As you’re thinking about this, consider your own personal limitations. Your parents may require help with personal care tasks, such as dressing and bathing. Be honest with yourself about whether you are comfortable performing these tasks and, if not, either consider an alternative arrangement or seek the help of someone who can do for your parents what you cannot.
What Modifications Does Your Home Need To Make It Comfortable and Accessible
For your senior parents to have adequate space and privacy, you may have to renovate your home or build additional space for it. If your parents have mobility concerns or have a condition that could cause them in the future, you may have to make modifications to your home to make it more accessible.
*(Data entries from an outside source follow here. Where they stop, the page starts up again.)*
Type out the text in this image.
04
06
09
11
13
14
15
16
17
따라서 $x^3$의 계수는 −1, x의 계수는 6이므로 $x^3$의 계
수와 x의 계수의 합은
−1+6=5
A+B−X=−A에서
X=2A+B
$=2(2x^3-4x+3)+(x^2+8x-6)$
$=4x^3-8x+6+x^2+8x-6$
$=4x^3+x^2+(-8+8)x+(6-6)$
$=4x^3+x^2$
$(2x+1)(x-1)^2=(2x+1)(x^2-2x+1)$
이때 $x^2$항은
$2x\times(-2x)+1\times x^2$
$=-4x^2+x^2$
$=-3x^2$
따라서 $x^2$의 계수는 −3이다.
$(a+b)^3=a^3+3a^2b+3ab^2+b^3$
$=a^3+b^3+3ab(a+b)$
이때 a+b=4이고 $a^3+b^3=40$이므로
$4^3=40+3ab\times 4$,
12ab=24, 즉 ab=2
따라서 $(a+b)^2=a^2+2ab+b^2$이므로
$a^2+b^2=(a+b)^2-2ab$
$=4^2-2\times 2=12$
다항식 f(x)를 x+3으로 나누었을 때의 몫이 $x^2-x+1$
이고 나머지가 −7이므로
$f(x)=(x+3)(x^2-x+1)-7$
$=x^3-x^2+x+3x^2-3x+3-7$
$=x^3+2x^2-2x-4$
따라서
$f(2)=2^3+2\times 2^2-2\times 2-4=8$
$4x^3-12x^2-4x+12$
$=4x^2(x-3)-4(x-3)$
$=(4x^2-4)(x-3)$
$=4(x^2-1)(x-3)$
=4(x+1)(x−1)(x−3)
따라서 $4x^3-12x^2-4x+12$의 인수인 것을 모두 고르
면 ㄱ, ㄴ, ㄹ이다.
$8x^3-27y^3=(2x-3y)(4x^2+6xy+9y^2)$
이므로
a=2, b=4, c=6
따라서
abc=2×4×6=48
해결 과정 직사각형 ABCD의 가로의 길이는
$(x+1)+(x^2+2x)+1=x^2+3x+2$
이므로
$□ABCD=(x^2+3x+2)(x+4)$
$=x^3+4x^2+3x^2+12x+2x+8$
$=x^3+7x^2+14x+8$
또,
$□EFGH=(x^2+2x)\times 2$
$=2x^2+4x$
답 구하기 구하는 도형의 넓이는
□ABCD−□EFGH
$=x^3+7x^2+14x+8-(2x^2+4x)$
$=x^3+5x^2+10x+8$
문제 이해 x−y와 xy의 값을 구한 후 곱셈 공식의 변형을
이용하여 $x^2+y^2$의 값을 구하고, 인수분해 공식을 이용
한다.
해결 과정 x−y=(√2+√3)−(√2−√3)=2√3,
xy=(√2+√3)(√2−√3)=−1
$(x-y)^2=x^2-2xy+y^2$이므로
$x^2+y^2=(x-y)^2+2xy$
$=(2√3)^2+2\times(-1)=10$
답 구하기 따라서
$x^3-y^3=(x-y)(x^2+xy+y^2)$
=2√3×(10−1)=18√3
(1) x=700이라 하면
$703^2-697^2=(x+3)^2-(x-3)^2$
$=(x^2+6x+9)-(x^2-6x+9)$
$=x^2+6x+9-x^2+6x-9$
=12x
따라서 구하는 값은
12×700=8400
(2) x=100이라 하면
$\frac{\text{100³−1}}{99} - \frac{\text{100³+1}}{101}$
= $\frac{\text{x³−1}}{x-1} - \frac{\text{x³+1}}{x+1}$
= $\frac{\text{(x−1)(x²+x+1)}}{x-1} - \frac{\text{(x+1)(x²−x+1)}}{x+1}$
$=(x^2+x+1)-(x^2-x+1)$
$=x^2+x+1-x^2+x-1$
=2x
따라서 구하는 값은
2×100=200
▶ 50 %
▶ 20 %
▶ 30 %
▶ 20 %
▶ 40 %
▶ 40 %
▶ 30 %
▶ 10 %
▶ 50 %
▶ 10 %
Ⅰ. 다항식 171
What Are the Financial Aspects of Providing Elderly Care
Many family caregivers consider moving a parent into their home in the interest of saving money on long-term care. However, there are out-of-pocket costs involved in caregiving even beyond modifications to your home that can run to thousands of dollars per year. Whether you can afford these expenses should factor into your decision. Consider whether your parents can or should contribute to household finances and, if so, how much.
There may be resources available to help you offset the cost of caregiving. There are federal programs that pay caregivers for providing for family members, and some states may offer additional programs. You may also be able to take advantage of deductions on your income taxes.
Moving your parents into your home may be the best solution when their needs are minimal, and you have lots of support. If multigenerational living is not ideal for your family, assisted living may be a better option for your parents.